Holmes couldn't care less. He figures he'll get his carries, and he looks forward to the time when Lewis returns.
"It's going to save the hits off me," Holmes said. "I know Jamal is going to be in there on third-and-1, and that's one less hit I'll have to take. It should help me in terms of speed and endurance."
Holmes just isn't saying that. He has proved he's unselfish, as exhibited by his rapport with fans who attend Ravens training camp.
There isn't a hat, or a piece of paper or a football that he won't sign. He doesn't put his name down, either. He talks with each fan as if he's a friend.
"I was out there for an hour Saturday, and when I got done he was still out there," coach Brian Billick said.
Holmes isn't interested in his own numbers. He just wants to win, and he figures Lewis can make it happen. If it means Holmes get less carries and less notoriety, then so be it.
"I'll give him all my knowledge, because the goal is to get to the playoffs. It's a big year for me, whether I get 200 snaps or 89 like I did last year," he said.
"Jamal can add size and punch. He's got the power, I've got the speed. Nothing changes," Holmes added. "I'm still going to run 60-yard touchdowns this year; I do it every year. But there are times we need a bigger back to push the line back."
Starting free safety Shaun Williams will miss Saturday's preseason opener against Chicago with a sprained left big toe.
Williams was hurt on the first play of last Saturday's intrasquad scrimmage when someone rolled onto the back of his foot. He is expected to miss 1-2 weeks, but could be out longer. The encouraging news, according to coach Jim Fassel, is that X-rays were negative and the swelling eased.
Williams, who is on crutches and walking with a protective boot, will be replaced by Lyle West, the Giants' sixth-round pick last year.
Pro Bowl defensive end Michael Strahan spent Monday in Manhattan, his fourth straight absence, to have doctors and his chiropractor loosen his stiff back. He will not play against Chicago.
Running back Sean Bennett returned to practice Monday after missing a week with a bulging disc in his lower back.
Center Rich Braham will have surgery to remove a bursa sac from his right knee and might miss the season opener against Cleveland.
Braham, limited by swelling and soreness in the knee during training camp, decided on surgery Monday. Trainer Paul Sparling estimated he will be out 3-5 weeks.
Braham is the only player on the Bengals' roster who has started an NFL game at center. Fourth-year veteran Brock Gutierrez, who has played guard and center, is expected to start Cincinnati's preseason game Friday in Buffalo.
Running back Olandis Gary returned to practice Monday for the first time since straining his right hamstring more than a week ago.
Gary, who strained his hamstring July 23 during Denver's first full-pad workout, ran without any visible limp, and coach Mike Shanahan was optimistic about his recovery.
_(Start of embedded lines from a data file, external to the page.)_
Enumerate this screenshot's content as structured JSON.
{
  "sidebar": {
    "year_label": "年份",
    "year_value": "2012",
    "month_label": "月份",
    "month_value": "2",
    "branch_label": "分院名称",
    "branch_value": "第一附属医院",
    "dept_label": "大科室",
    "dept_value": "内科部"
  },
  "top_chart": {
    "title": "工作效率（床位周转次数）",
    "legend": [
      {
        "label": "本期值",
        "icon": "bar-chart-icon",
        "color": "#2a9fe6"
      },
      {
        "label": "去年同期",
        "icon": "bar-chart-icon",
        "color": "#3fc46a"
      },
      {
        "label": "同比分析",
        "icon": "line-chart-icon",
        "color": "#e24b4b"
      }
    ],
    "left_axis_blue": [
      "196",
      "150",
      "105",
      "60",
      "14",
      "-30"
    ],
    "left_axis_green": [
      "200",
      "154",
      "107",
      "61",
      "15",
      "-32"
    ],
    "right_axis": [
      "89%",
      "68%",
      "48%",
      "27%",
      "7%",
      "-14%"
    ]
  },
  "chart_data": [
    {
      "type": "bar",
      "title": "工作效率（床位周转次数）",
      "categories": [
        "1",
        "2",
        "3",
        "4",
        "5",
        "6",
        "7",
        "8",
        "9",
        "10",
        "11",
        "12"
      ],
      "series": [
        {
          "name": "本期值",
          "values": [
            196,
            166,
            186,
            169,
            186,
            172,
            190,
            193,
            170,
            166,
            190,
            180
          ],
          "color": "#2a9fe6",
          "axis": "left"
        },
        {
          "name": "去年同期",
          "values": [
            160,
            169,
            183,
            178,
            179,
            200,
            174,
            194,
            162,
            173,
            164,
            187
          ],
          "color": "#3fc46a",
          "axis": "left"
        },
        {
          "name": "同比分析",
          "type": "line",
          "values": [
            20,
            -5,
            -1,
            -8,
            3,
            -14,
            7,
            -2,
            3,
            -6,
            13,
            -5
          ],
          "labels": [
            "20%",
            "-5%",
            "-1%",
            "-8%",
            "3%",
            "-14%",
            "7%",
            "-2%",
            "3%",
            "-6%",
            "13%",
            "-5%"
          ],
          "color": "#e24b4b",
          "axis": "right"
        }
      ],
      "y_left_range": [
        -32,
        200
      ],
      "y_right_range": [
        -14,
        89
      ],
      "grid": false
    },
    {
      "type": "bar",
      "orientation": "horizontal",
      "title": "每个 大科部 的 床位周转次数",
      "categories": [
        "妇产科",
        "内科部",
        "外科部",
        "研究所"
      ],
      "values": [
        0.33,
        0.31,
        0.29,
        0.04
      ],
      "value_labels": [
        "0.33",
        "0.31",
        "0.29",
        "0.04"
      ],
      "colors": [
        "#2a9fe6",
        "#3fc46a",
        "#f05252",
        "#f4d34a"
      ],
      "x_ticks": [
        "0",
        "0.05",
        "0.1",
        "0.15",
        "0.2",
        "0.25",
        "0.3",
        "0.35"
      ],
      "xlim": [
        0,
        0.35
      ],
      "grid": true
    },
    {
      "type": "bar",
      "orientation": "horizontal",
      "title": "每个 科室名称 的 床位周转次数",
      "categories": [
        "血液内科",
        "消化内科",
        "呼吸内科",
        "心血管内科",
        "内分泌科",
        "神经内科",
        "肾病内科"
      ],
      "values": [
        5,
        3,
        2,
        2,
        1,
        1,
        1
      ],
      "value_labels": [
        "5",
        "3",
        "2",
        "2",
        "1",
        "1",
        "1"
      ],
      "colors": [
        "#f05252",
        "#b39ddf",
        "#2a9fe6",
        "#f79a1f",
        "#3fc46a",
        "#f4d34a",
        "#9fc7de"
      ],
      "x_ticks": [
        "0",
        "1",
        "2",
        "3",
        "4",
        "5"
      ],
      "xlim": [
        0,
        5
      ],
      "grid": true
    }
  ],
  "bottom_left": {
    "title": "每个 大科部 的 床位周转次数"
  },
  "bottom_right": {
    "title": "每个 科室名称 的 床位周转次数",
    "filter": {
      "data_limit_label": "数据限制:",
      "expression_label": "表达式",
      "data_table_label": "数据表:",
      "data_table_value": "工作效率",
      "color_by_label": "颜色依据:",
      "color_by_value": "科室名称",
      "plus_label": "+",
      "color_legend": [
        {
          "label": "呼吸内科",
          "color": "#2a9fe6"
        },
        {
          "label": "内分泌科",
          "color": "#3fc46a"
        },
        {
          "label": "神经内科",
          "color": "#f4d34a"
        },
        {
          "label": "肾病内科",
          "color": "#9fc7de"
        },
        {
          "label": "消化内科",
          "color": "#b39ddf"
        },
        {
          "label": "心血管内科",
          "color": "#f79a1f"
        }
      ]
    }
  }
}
"I thought he looked fairly good," Shanahan said. "You can see he's not full speed, but he's making some strides."
Besides Gary, running back Terrell Davis has been held out of some practices as he returns from knee surgery. Davis said he expects to play in the team's first preseason game Saturday at Arizona.
"I'm excited about this weekend," he said. "Hopefully, I'll get a significant amount of carries and some playing time. Hopefully, I'll come out OK and look at film and say, 'I'm back."'
Sean Dawkins, an eight-year veteran receiver, injured a toe in Sunday's scrimmage and missed practice Monday. Coach Mike Holmgren didn't know how long Dawkins, who returned to camp last Wednesday after being cut and re-signed, would be sidelined.
Meanwhile, Derrick Mayes returned to practice Monday after a hamstring injury. Dawkins and Mayes are the team's top receivers since Joey Galloway was traded to Dallas.